Katinka Kleijn + Lia Kohl
Katinka Kleijn and Lia Kohl’s shared practice explores vulnerability and resilience through the cello as an object, a body, and a sound-making tool. Both cellists, composers, and sound artists, they have amassed a collection of broken cellos in order to explore unusual, counterintuitive, and even iconoclastic ways of working with them. As artists who are not only technicians of the cello but its companions and collaborators, their exploration is deeply personal, where the body of the cello is a corollary to their own. As such a site of empathy, the cello allows for unique experimentation with the limits of both tenderness and violence.
Augmented Geology (2022)






Augmented Geology is a body of work created while in residence in Joshua Tree, California. Drawing inspiration from the harsh and beautiful landscape, the duo experimented with rock, rain, sand, fire, and wide open space, testing and capturing their effects on the fragile cellos. Made in a landscape uniquely formed by time, erosion, and cataclysmic changes, the work is rooted in both patience and play.
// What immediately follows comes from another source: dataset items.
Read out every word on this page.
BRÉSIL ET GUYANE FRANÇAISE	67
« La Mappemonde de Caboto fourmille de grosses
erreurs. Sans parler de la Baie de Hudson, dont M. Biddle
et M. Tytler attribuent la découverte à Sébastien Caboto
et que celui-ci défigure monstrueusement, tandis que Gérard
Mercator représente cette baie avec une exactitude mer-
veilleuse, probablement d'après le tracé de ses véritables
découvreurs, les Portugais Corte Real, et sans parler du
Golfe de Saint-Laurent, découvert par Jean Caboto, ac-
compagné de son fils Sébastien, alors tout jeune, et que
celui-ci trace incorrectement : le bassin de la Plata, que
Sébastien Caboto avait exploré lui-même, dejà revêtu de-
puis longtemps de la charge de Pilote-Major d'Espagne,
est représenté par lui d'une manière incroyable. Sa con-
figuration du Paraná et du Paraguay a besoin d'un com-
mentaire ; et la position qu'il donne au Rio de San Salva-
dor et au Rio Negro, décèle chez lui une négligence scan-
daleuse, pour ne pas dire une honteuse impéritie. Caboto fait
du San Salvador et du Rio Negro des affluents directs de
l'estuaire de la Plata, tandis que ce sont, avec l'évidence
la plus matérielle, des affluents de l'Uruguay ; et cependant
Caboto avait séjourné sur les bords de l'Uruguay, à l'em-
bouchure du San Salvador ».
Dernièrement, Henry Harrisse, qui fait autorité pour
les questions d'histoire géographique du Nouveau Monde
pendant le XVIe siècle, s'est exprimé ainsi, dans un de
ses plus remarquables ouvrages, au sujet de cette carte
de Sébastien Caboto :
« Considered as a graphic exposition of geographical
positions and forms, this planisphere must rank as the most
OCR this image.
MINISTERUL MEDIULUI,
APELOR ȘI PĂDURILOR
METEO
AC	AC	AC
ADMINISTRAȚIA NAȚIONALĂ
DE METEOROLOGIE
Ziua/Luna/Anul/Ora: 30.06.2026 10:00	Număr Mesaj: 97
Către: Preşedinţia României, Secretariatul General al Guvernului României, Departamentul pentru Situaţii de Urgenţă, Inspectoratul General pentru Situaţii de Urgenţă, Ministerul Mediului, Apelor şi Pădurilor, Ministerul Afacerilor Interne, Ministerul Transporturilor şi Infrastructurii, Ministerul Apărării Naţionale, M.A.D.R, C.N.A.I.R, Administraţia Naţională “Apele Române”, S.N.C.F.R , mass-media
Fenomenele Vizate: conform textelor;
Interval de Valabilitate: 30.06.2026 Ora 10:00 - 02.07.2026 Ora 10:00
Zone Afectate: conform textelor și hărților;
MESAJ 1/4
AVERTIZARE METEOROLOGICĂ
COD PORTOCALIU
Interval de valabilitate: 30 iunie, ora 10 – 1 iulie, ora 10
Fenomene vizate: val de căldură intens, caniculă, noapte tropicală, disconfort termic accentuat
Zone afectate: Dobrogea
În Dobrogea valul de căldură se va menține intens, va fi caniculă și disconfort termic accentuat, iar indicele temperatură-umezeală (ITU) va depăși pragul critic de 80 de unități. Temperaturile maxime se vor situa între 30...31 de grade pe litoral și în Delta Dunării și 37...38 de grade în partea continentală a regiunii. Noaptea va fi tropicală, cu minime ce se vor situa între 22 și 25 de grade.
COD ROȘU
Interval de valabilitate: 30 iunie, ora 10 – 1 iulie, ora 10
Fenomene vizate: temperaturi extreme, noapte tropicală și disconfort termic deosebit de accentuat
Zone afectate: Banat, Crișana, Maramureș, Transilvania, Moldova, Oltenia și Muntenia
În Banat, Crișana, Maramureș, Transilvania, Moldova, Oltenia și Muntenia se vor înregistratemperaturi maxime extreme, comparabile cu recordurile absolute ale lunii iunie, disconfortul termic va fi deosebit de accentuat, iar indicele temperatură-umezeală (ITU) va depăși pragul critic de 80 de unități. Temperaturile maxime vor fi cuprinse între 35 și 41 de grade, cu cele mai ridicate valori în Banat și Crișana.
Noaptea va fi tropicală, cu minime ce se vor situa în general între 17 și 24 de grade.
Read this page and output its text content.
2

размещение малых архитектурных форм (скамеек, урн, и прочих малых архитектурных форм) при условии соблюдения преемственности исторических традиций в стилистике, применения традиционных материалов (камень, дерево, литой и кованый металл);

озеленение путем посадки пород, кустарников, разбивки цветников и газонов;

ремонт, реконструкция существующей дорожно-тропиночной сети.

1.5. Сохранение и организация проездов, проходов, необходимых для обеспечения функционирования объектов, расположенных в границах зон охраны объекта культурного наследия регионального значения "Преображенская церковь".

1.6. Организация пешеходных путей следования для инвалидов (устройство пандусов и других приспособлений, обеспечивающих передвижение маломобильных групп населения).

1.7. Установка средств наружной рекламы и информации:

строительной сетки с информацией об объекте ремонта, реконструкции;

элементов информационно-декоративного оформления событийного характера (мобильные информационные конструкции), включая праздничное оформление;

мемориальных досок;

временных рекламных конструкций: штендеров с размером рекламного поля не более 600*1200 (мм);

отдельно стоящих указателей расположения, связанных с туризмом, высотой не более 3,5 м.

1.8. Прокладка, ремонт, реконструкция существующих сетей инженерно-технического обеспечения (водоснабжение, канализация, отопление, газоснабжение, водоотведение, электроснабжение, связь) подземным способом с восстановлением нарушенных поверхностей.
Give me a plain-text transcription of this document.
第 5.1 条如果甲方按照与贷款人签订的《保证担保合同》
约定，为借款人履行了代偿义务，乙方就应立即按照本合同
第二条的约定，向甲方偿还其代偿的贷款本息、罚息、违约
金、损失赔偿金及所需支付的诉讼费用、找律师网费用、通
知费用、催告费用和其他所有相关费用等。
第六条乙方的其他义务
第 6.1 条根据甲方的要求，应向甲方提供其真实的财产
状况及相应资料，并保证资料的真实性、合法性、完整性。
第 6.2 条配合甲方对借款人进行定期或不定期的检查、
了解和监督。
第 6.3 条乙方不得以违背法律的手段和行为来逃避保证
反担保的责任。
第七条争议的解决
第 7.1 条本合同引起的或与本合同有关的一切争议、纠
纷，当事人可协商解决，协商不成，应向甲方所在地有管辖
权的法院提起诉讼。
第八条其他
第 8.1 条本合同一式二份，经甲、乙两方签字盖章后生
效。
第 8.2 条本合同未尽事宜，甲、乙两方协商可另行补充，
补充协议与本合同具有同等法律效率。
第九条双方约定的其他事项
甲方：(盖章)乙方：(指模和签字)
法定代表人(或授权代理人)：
Some explorations focus on sound – a group of cellos in a desert rainstorm renders a strangely joyful chorus of droplets on wood. Others, more visual and tactile– a cello filled with concrete, burned by the sun, or balanced on rock formations. Beyond being odd and arresting juxtapositions, these small performances accumulate into larger questions about time and ephemerality, material and transformation. The work is divided between video work and a series of sculptures/performance ephemera, and could be additionally activated in performance by the artists.